The restructuring events database contains factsheets with data on large-scale restructuring events reported in the principal national media and company websites in each EU Member State. This database was created in 2002.
Financial / Insurance/ Estate 64 - Financial service activities, except insurance and pension funding 64.1 - Monetary intermediation 64.19 - Other monetary intermediation
1,513 jobs Number of planned job losses
Announcement Date
12 January 2021
Employment effect (start)
15 June 2021
Foreseen end date
Description
Unicaja Banco, bank entity based in Malaga (Andalusia), announced its merger with the Spanish bank Liberbank. The agreement aims at improving the profit margin by 50% of the earnings per share, which will require a cost reduction of €540 million, mostly entailing redundancies and offices closure. Specifically, the new Unicaja Banco plans to lay off around 1,900 employees (1,300 from Unicaja) and close 400 offices (246 from Unicaja), out of a total of 1,591.
Problems of duplication between Unicaja and Liberbank are scarce, only notable in Cáceres, Ciudad Real and Madrid. However, the bank will close many small offices in order to create larger ones, as is the trend in the banking sector. The restructuring is to be initiated after the approval of general meetings of shareholders of both entities (expected to occur in the first quarter of 2021), as well as regulatory approvals, which are expected by the end of the second quarter or early third quarter of 2021.
While the steps to implement this merger are being taken, the CC OO union continues to protest against salary cuts applied unilaterally by Liberbank at the beginning of 2020. Denounced before the National Court of Justice, the Court declared the measures null and made compulsory for the affected persons to return to their previous situation. However, the entity appealed, so the judgement is not yet final.
Update 05/10/2021: Unicaja Banco has reduced to 1513 the number of people affected by the collective redundancy plan (387 less than initially). The number of closed offices is slightly reduced to 395 (five less than initially), 27% of the current offices network. In addition, the company has presented various alternative measures to the collective dismissal plan: relocations and changes in working conditions. The UGT union has announced its opposition to any process involving non-voluntary leaves.
Update 22/10/2021: Unions have rejected Unicaja's offer to carry out the collective redundancy plan as they consider that the bank rejects voluntary leaves for people between 50 and 56 years of age, totaling almost 3,000 employees. CCOO states that there are only 173 employees older than 57 years, who are being offered a severance payment of between 50% and 52% of their salary. For this reason, the unions have called protests to demonstrate against the company's proposals.

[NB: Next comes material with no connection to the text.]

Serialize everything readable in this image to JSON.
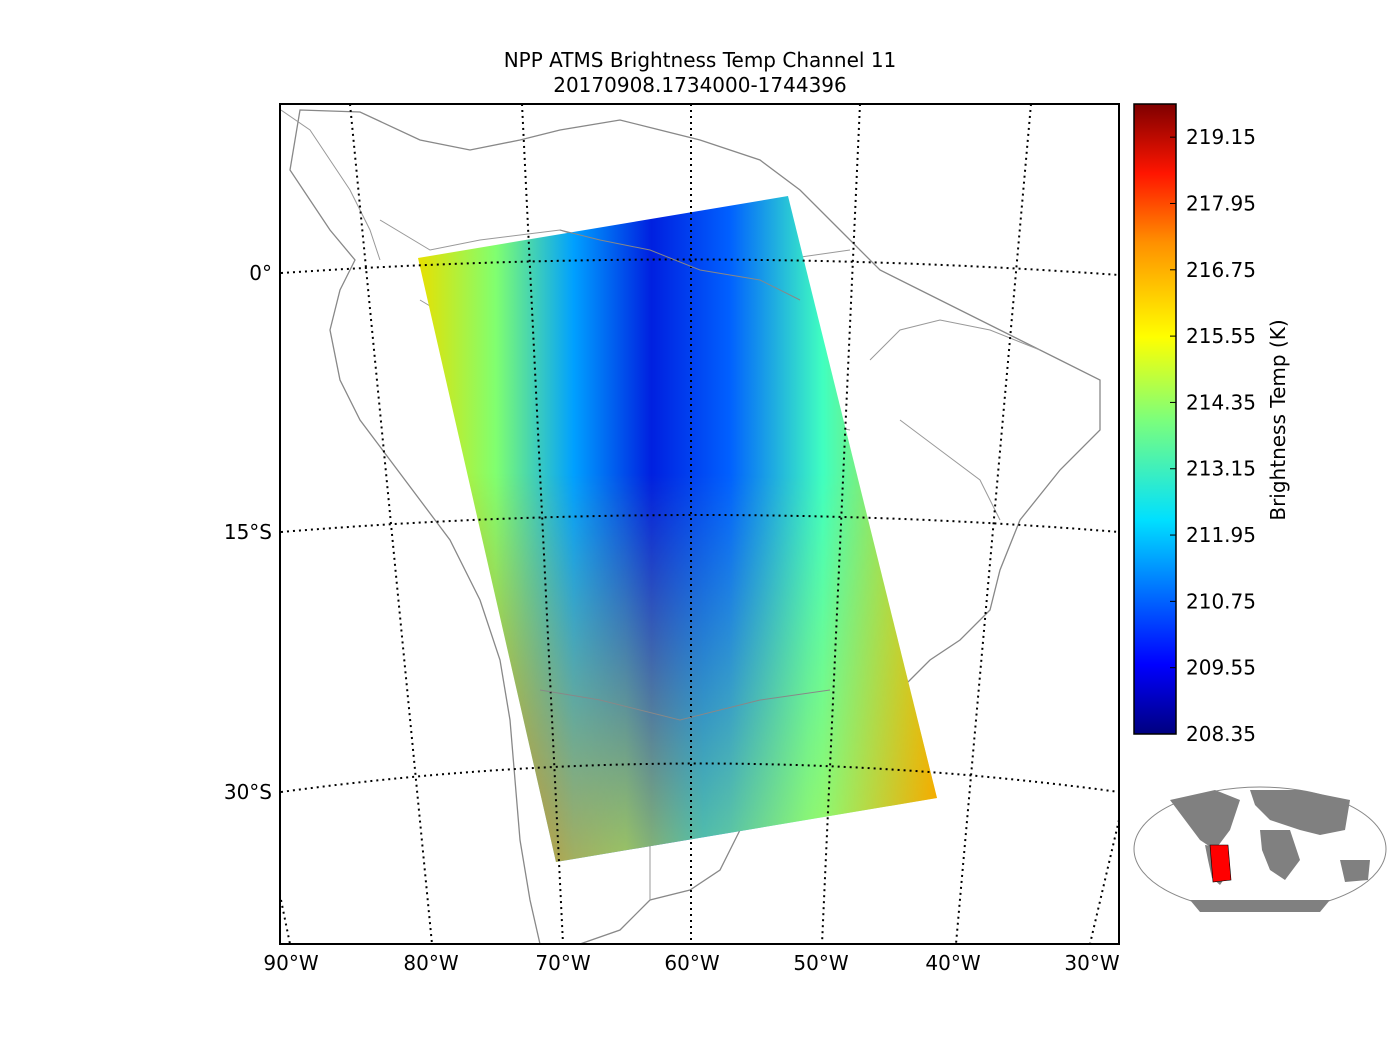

Update 3/12/2021: Unicaja Banco and the unions have reached an agreement on the workforce adjustment plan, supported by 77% of the workers' representatives (only rejected by the trade union CESICA). The agreement maintains the number of employees affected (1,513), but voluntary and compensated: employees aged 63 leaving the company will receive 20 days of salary per year worked with a maximum of 12 monthly payments; those aged 54-62, 65% of gross salary; those aged 50-53, 65% limited to 7 annual payments; and those under 50, 40 days fixed gross salary per year with a maximum of 36 monthly payments. The agreement also establishes a relocation and functional mobility plan to avoid redundancies. The trade union UGT is satisfied with this agreement because it fulfills its premises of voluntary negotiation, decent leave conditions, and voluntary geographic mobility.